Polka Publishes New Report
September 16, 2019
Polka has published a new report offering fresh insight into developing future theatre audiences. The report considers the outcomes from Polka’s three year Schools and Libraries Reach programme to find new ways to improve on Polka’s existing success.
Polka have historically been dedicated to widening access and participation by making theatre as accessible to as many children as possible – no matter what their background. The Schools and Libraries Reach programme, funded by the Stavros Niarchos Foundation, enabled Polka to develop new ways to work with community partners to increase engagement with hard-to-reach families and communities in the London Borough of Merton.
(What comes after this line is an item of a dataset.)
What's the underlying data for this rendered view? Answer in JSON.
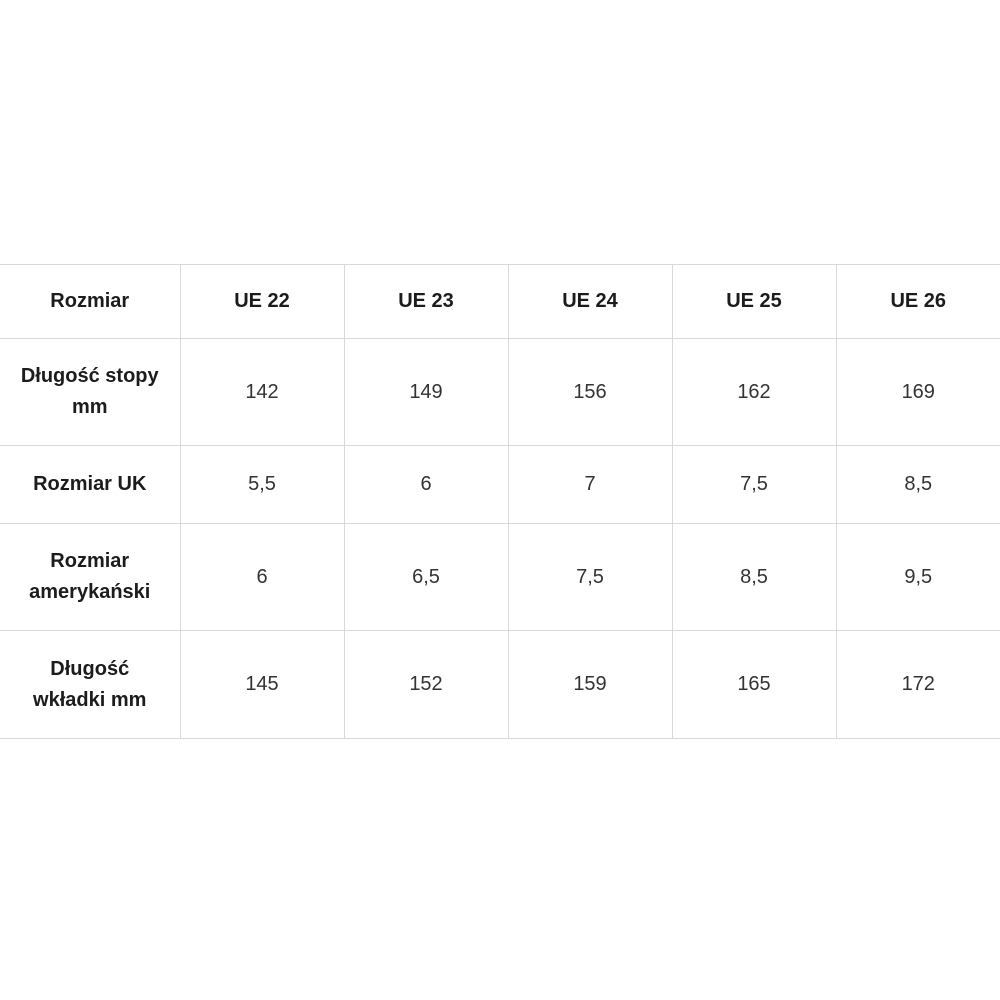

The project worked through strengthening partnerships with Merton schools, libraries and SEN schools, with the aim of engaging new audiences to Polka’s work. Through offering supported access to free theatre tickets for Polka shows between 2015 and 2018 the programme achieved considerable success in engaging groups in more deprived parts of the borough.
Among the many successes of the programme, Polka found that uptake of these free ticket vouchers was lower than expected. This research was therefore commissioned to understand the barriers to attending even when offered free tickets, to improve understanding around this issue both for Polka and within the theatre sector.
The report by Dr Emma Miles, Senior Lecturer in Education at Anglia Ruskin University, explores perspectives on the barriers and incentives to live theatre access for family audiences. Key factors that influenced parental decisions were confidence about culture, language barriers, finding the time to visit the theatre, values and interest and location and communications.
Polka is publishing this report as a useful tool for the theatre sector’s producers and venues to support their programming and audience development strategies.
Lynette Shanbury, Joint CEO for Polka said: “Polka has been working with hard to reach communities for decades but it is important we continue to build our understanding of why some people are still not accessing theatre. This is an issue of national importance, and one which the sector as a whole continues to work on”.
Dr Emma Miles said: “Polka have established a model of working with schools that brings them very close to communities that would otherwise be under-represented among their audiences. Through their Schools Relationship Officer, they have been able to establish strong connections with teachers, which is the key to encouraging new people through the door.”